Marcy Jo’s


It was cold. The only reason I took my gloves off was so my skin could be closer to the coffee cup. Coffee seems to taste better in the dead of winter. It seems to taste better in certain settings, and this place topped the list.

The only source of heat, besides the coffee cup, was the potbelly stove in the middle of the room. This particular morning, I soaked in the warmth and enjoyed my husband’s company. The setting provided a much-welcomed space where we could reflect on where life had taken us and where we hoped it would take us next. Living in a small town far away from anything familiar was not how I expected to spend our second year of marriage. But as I suspect most people do when they are in an unfamiliar place, we clung to people and places which had some elements of home.

Marcy Jo’s Mealhouse and Bakery was one of the most quaint places I have ever had the pleasure of visiting. To an outsider, it may look like any old shack, but the inside brings to life a world of music and hospitality that exudes the spirit of small town Tennessee. The walls tell countless stories of songwriters and artists, many of whom had performed in this tiny building. Our first time there, we sat on the “stage” and enjoyed the best breakfast with homemade everything, even the toast.

This picture hangs in my living room.

One Saturday, we reserved our seat for “Songwriter’s Night” in which a local songwriter performed. Just as special as the performance was the meal. While finishing up our Coca-cola cake (or maybe we had the strawberry cake that night?), we noticed 2 famous faces in the back of the room. Joey and Rory, a country singing duet, were a significant part of the origin of this place. I don’t know enough of the history to tell you details, but I know that Rory’s sister is “Marcy” and “Jo” comes from Joey.


They played a few songs that night after the invited guest performed. Whether it was planned or not, I’ll never know, but I’m thankful they did. Joey was the kind of talent and beauty that you can’t take your eyes off of. She was the kind of woman that makes you feel slightly inadequate, but certainly not because she wants you to feel that way. She just shines a light, in talent and personality, that seems to come so easy. She’s the kind who makes you want to find your passion and pour everything you have into it. The love between her and Rory was evident, even in front of a group of wide-eyed strangers.
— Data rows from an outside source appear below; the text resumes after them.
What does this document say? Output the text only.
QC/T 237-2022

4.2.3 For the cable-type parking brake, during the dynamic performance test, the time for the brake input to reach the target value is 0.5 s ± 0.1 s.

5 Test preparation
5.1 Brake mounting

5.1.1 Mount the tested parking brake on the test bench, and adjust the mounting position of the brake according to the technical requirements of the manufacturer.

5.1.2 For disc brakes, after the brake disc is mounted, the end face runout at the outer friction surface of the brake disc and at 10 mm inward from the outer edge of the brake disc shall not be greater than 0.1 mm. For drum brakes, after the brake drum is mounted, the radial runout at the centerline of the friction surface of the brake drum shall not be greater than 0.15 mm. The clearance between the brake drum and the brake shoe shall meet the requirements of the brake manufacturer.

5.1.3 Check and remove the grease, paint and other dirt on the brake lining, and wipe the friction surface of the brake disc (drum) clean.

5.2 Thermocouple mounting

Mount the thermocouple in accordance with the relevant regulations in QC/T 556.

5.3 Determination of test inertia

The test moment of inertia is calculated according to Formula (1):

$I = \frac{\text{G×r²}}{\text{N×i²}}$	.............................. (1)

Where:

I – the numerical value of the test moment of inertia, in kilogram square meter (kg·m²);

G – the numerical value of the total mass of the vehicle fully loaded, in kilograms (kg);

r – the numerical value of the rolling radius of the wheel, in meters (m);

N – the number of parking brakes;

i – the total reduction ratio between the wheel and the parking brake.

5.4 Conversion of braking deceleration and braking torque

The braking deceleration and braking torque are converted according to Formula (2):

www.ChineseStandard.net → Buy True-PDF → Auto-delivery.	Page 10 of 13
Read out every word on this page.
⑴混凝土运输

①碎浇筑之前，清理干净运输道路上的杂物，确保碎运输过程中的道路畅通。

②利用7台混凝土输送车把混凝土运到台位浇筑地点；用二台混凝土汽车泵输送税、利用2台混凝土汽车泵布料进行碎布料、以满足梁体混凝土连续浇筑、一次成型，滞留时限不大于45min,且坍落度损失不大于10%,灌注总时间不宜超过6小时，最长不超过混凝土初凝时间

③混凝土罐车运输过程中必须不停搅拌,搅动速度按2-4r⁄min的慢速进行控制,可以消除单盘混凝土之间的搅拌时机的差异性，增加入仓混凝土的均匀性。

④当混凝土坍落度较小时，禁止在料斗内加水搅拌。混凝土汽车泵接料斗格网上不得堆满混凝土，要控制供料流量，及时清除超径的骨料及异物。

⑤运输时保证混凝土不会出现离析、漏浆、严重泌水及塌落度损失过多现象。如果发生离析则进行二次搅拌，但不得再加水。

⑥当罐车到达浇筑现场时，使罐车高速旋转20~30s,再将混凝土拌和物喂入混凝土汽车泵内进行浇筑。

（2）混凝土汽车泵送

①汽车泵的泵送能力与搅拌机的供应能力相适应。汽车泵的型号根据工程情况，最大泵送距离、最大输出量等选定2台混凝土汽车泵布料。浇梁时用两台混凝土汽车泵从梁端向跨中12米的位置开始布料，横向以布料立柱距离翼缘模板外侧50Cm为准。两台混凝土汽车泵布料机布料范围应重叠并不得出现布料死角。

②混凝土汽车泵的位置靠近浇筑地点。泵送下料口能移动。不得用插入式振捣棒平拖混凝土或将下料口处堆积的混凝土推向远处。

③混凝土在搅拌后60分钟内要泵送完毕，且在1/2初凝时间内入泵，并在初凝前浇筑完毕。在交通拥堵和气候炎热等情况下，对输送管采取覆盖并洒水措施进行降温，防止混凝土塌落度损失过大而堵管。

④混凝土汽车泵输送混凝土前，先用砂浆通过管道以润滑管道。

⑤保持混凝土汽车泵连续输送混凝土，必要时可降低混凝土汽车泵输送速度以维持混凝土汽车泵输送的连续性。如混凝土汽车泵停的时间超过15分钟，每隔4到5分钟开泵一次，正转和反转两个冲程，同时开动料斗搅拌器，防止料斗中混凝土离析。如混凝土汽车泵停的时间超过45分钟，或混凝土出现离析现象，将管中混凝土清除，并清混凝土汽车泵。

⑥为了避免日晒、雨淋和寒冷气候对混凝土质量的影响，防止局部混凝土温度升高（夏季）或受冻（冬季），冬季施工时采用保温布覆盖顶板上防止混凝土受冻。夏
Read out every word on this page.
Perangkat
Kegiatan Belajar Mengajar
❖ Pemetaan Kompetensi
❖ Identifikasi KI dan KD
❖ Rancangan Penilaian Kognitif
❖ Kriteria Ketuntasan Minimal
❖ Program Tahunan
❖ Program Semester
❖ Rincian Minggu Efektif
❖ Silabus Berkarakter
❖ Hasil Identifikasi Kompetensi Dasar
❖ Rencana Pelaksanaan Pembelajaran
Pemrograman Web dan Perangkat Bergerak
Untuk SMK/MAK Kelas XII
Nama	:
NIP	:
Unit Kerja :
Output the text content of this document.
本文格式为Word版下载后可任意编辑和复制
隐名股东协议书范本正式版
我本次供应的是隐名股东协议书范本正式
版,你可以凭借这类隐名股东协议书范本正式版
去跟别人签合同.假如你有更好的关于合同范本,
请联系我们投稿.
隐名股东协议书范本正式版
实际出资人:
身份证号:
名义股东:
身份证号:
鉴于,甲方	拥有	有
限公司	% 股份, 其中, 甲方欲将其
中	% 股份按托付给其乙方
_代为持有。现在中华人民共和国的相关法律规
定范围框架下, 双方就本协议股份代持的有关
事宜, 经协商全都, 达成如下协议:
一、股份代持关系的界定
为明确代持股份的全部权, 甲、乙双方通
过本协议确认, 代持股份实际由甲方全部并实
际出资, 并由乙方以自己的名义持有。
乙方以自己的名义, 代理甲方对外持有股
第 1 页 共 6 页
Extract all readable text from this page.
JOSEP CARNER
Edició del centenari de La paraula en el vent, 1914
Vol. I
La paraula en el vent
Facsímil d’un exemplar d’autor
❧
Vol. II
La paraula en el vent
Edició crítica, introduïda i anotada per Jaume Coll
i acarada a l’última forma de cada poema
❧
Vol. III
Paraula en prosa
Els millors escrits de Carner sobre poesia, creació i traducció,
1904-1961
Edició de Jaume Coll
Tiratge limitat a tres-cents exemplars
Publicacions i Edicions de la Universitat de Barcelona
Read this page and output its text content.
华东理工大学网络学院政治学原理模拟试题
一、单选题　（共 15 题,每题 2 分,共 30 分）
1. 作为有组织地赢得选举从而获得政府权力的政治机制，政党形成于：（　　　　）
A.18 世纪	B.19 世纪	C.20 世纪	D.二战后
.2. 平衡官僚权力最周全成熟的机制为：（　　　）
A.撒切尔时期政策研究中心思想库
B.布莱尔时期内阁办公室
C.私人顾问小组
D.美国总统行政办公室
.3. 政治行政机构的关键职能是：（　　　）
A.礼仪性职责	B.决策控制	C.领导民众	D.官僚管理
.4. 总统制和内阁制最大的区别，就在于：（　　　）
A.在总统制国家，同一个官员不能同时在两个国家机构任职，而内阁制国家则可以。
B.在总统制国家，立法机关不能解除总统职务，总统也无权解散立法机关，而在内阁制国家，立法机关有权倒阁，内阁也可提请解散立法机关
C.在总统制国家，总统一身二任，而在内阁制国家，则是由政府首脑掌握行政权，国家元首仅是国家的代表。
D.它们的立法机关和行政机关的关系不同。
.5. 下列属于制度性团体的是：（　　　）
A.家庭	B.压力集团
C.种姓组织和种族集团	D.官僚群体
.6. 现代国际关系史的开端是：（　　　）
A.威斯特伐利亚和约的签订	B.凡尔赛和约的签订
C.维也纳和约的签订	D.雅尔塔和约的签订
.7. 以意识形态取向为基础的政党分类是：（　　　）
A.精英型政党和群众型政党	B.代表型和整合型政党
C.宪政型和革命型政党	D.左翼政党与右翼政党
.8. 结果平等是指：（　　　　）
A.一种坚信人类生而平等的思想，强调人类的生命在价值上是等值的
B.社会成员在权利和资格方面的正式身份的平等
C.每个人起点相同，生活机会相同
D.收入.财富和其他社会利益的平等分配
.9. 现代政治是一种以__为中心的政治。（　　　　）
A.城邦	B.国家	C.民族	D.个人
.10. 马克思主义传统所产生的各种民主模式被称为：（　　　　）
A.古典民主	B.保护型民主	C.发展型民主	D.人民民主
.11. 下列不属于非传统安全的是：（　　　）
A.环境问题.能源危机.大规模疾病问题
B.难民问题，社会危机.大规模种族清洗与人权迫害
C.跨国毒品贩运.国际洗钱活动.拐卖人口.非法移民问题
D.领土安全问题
A lot has changed since that night. My husband and I now have a house 2 hours from there where 2 little blessings running around. Joey and Rory have sung in front of much larger audiences at many different venues. They were also blessed with a sweet baby girl. I had heard that Joey had been diagnosed with cancer a couple years after we moved, but I assumed she was in remission. You have likely seen Rory’s blog post floating around Facebook this week. If not, here it is, but be prepared to cry:

I thought about them this morning when I poured my coffee. God can do miracles. Sometimes he doesn’t, at least not in the way we want him to. Easy for you to say, Kristin; you aren’t the one going through this. You’re right, but I/you/we have all been affected by someone who experienced extreme hardship, or sometimes death, when it just didn’t make sense. When it seemed like God could have done so much more with them. When it left such a large hole in so many hearts that it seemed to lack purpose.

We have to trust Him. He offers the only source of goodness that goes beyond this short life. After all, we are all dying, whether we want to believe it or not.

In the mean time, may we strive to spend less time questioning and more time shining a light in the dark places. May we use the gifts we’re given and the love we have for people to make some sort of impact, as Joey has.

We will pray for a miracle. And may we also pray for peace with God’s decisions in every aspect of our lives, because in the end, as Rory says, “that is enough”.